Autopsy studies reveal that several biochemical and cellular alterations take place in the brain of Alzheimer’s patients. The majority of these changes can only be visualized during microscopy performed after death and they include the following:
- Amyloid plaquesare formed from a protein that is found in the space in between the nerves. Several types of amyloid proteins have been identified and one form, called beta-amyloid 42, is considered to be harmful. In patients with Alzheimer’s disease, high levels of this amyloid protein are found in clumps or plaques; these plaques disrupt nerve function. Today, doctors can identify patients who develop amyloid clumps using a PET scan, but, unfortunately, not all patients with Alzheimer’s initially develop these clumps. Recently, a treatment to dissolve the amyloid clumps has been developed and is in the process of being further studied.
- Another classic feature of Alzheimer disease is the presence of neurofibrillary tangles. These abnormal accumulations are formed from a protein called tau, which is found inside the nerves. The tau protein normally plays a role in the transport of molecules and nutrients and stabilizes the neuron. In Alzheimer’s disease, for some unknown reason, the tau protein starts to clump and form tangles inside the neuron. These tangles block the transport of nutrients and prevent chemical communication between the neurons. The majority of tau protein tangles occur in the area of the brain concerned with memory. Currently, researchers are developing drugs and vaccines to prevent tau tangles.
- Current research shows that in Alzheimer’s disease, there is an underlying state of chronic inflammation, which results in the constant accumulation of toxic debris. In normal circumstances, the brain cells can clear this debris, but in the presence of chronic inflammation, the brain cells are overwhelmed by the amount of debris. The drug Sargramostim is being evaluated to manage chronic inflammation in Alzheimer’s patients.
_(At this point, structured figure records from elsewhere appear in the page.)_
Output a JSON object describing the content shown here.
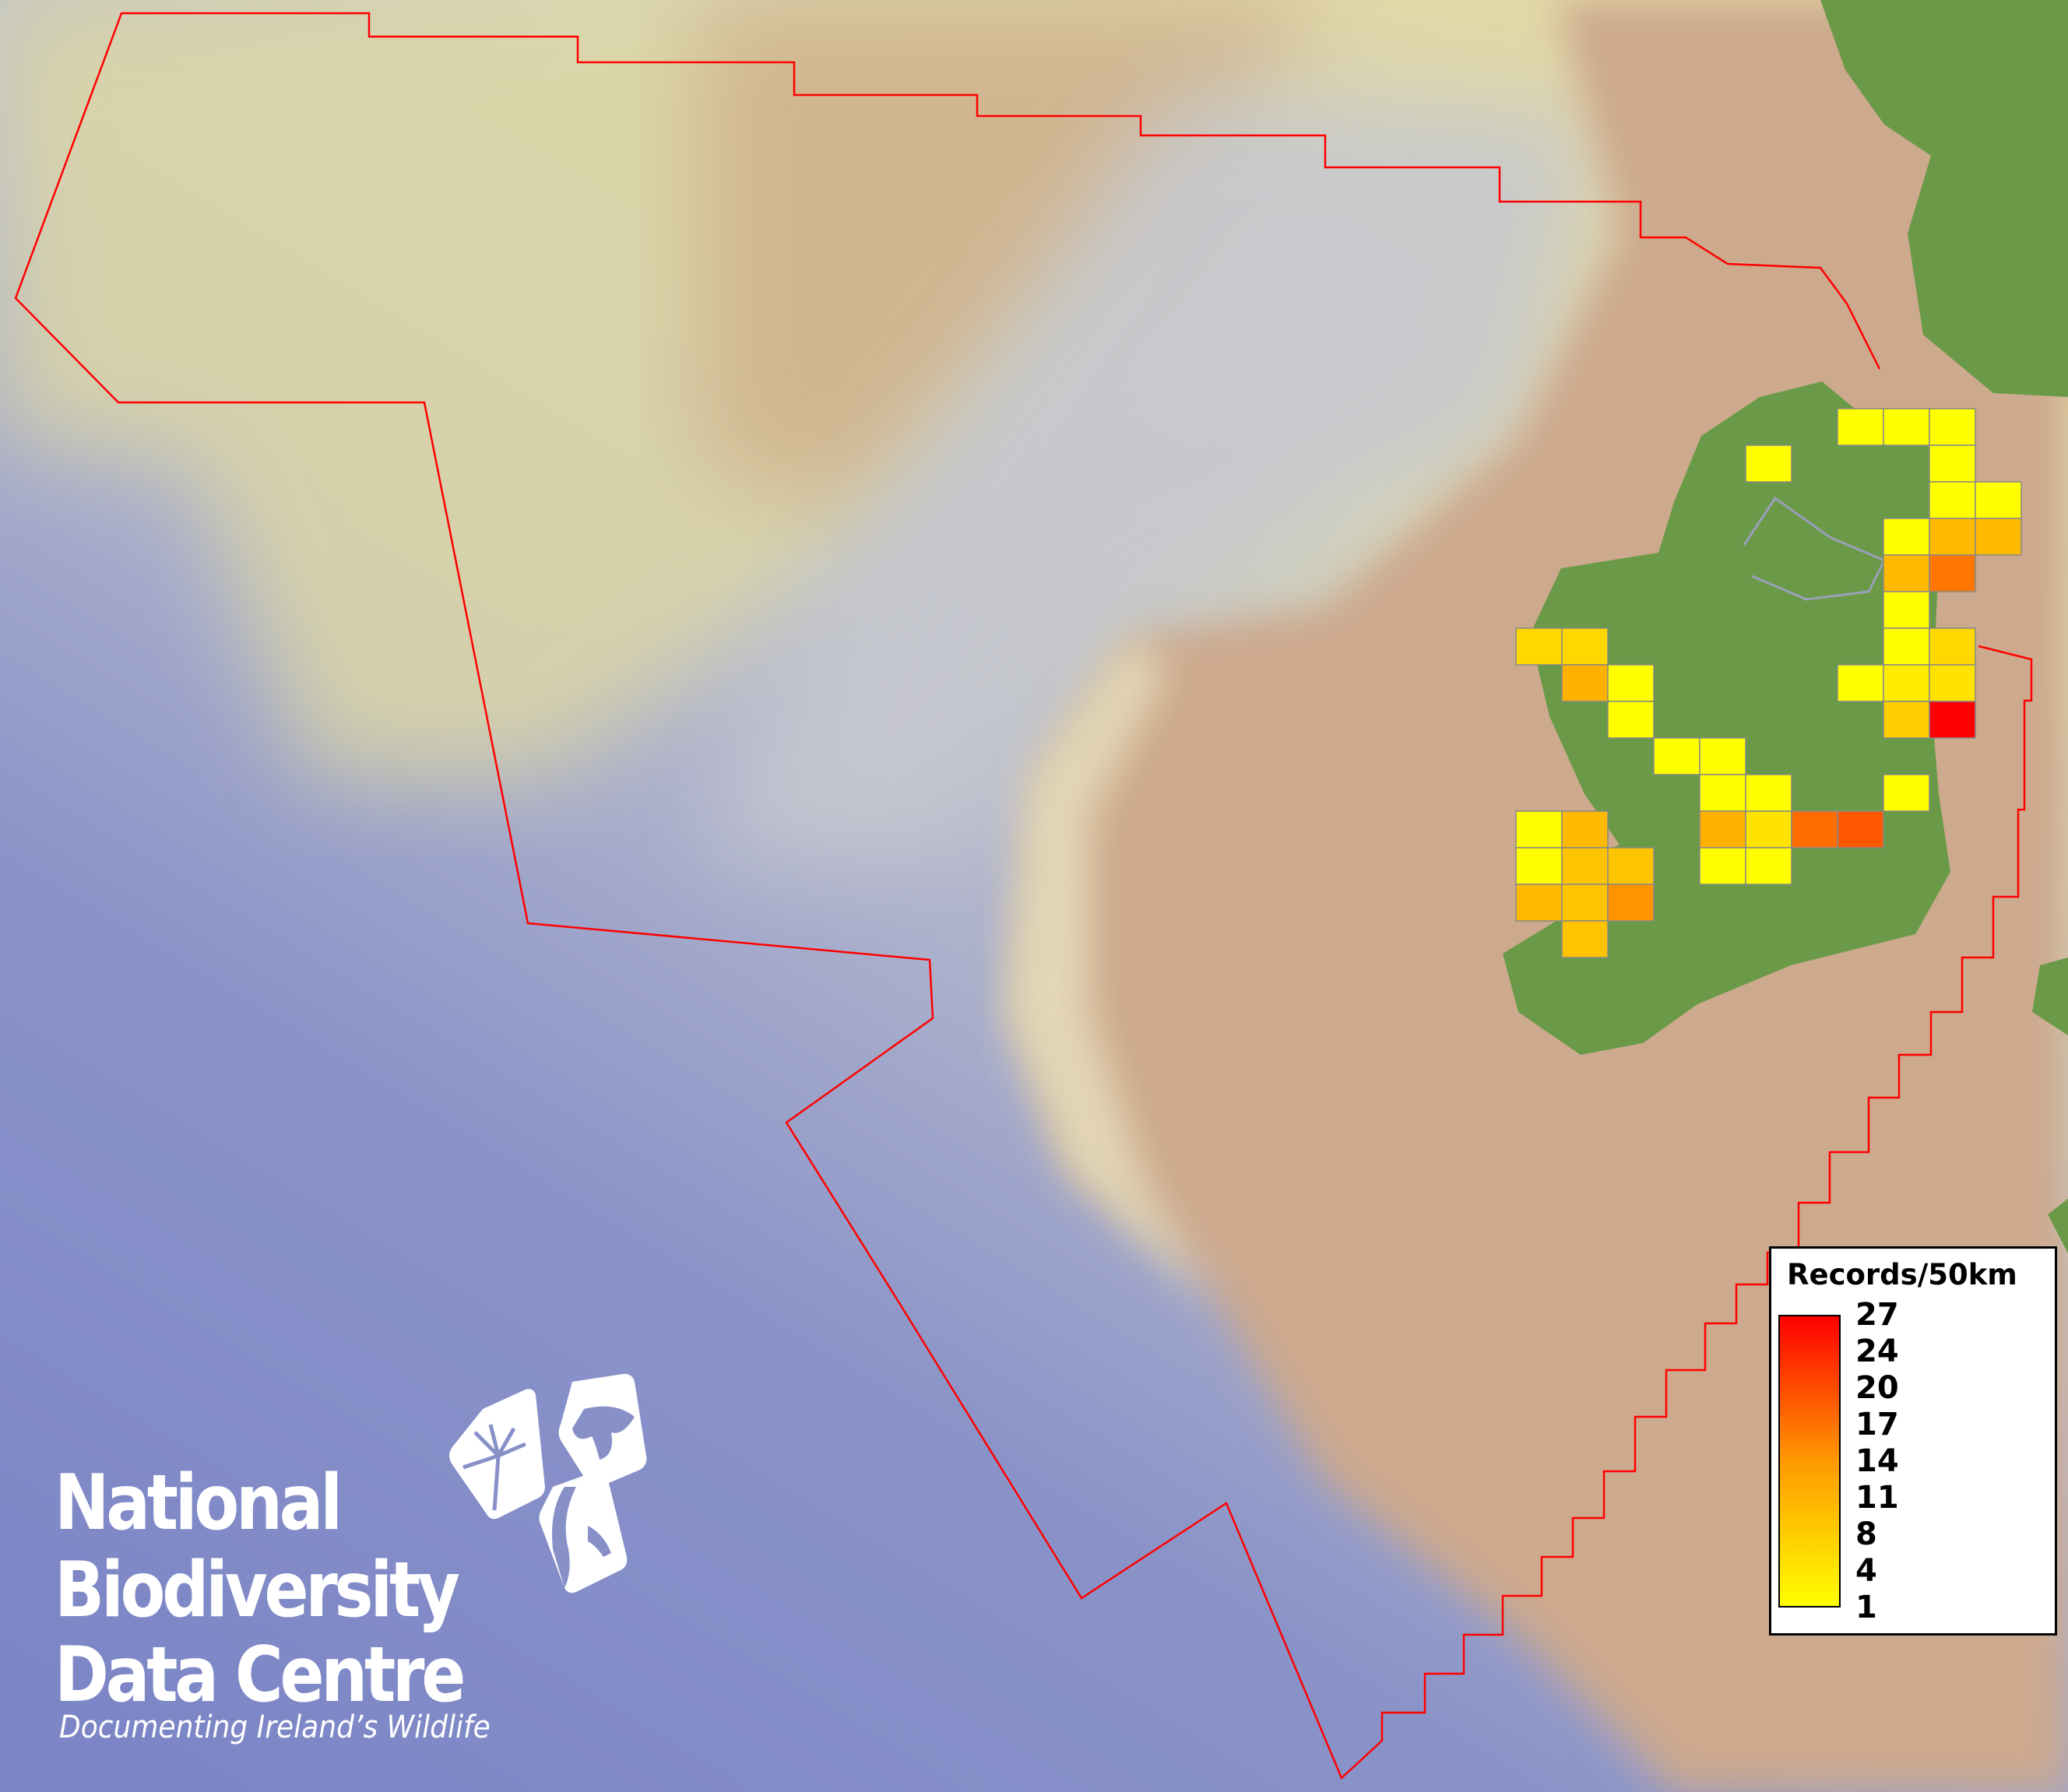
{
  "map": {
    "legend": {
      "title": "Records/50km",
      "labels": [
        "27",
        "24",
        "20",
        "17",
        "14",
        "11",
        "8",
        "4",
        "1"
      ],
      "min": 1,
      "max": 27,
      "color_low": "#ffff00",
      "color_high": "#ff0000"
    },
    "boundary_color": "#ff0000",
    "land_color": "#6a9a48",
    "sea_deep_color": "#7b85c4",
    "shelf_color": "#cda98d",
    "grid": {
      "cell": "50km",
      "values": [
        [
          null,
          null,
          null,
          null,
          null,
          null,
          null,
          1,
          1,
          1,
          null,
          null
        ],
        [
          null,
          null,
          null,
          null,
          null,
          1,
          null,
          null,
          null,
          1,
          null,
          null
        ],
        [
          null,
          null,
          null,
          null,
          null,
          null,
          null,
          null,
          null,
          1,
          1,
          null
        ],
        [
          null,
          null,
          null,
          null,
          null,
          null,
          null,
          null,
          1,
          8,
          8,
          null
        ],
        [
          null,
          null,
          null,
          null,
          null,
          null,
          null,
          null,
          8,
          15,
          null,
          null
        ],
        [
          null,
          null,
          null,
          null,
          null,
          null,
          null,
          null,
          1,
          null,
          null,
          null
        ],
        [
          5,
          5,
          null,
          null,
          null,
          null,
          null,
          null,
          1,
          5,
          null,
          null
        ],
        [
          null,
          9,
          1,
          null,
          null,
          null,
          null,
          1,
          3,
          4,
          null,
          null
        ],
        [
          null,
          null,
          1,
          null,
          null,
          null,
          null,
          null,
          6,
          27,
          null,
          null
        ],
        [
          null,
          null,
          null,
          1,
          1,
          null,
          null,
          null,
          null,
          null,
          null,
          null
        ],
        [
          null,
          null,
          null,
          null,
          1,
          1,
          null,
          null,
          1,
          null,
          null,
          null
        ],
        [
          1,
          8,
          null,
          null,
          9,
          4,
          16,
          18,
          null,
          null,
          null,
          null
        ],
        [
          1,
          7,
          7,
          null,
          1,
          1,
          null,
          null,
          null,
          null,
          null,
          null
        ],
        [
          8,
          7,
          12,
          null,
          null,
          null,
          null,
          null,
          null,
          null,
          null,
          null
        ],
        [
          null,
          7,
          null,
          null,
          null,
          null,
          null,
          null,
          null,
          null,
          null,
          null
        ]
      ]
    }
  },
  "logo": {
    "line1": "National",
    "line2": "Biodiversity",
    "line3": "Data Centre",
    "tagline": "Documenting Ireland’s Wildlife",
    "icons": [
      "tree-icon",
      "butterfly-icon",
      "seahorse-icon"
    ]
  }
}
- There is accumulating evidence that there may be a connection between heart and brain health. Population studies indicate that in communities with a high incidence of heart and blood vessel disease, there is also a high incidence of Alzheimer’s disease and dementia. Conversely, communities that have shown indications of a healthy heart tend to have a low risk for Alzheimer’s disease. It is believed that the link between the two is a disease of the blood vessels. When blood vessels develop atherosclerosis, the problem is not localized to the heart only but is also known to affect blood vessels in the brain. When these vessels are clogged up with fatty plaques, they can prevent the distribution of oxygen and other vital nutrients to the brain tissues. This phenomenon is well known to occur in people with strokes and it is believed that a similar scenario occurs in Alzheimer’s disease. Also, when the blood vessels in the brain are blocked, they may be unable to clear away the toxic debris like the neurofibrillary tangles and amyloid plaques. Hence today, healthcare workers are recommending that one of the ways to prevent dementia is to have a healthy heart, meaning getting regular exercise, eating a healthy well-balanced diet, discontinuing smoking, controlling levels of blood sugar and cholesterol, and ensuring that the blood pressure is within normal limits.
What part of the brain Alzheimer’s affects, or parts of the brain, is the question doctors and researchers have been working very hard to determine. What part of the nervous system Alzheimer’s affects is also an essential question to answer. Neurons are major players in the central nervous system.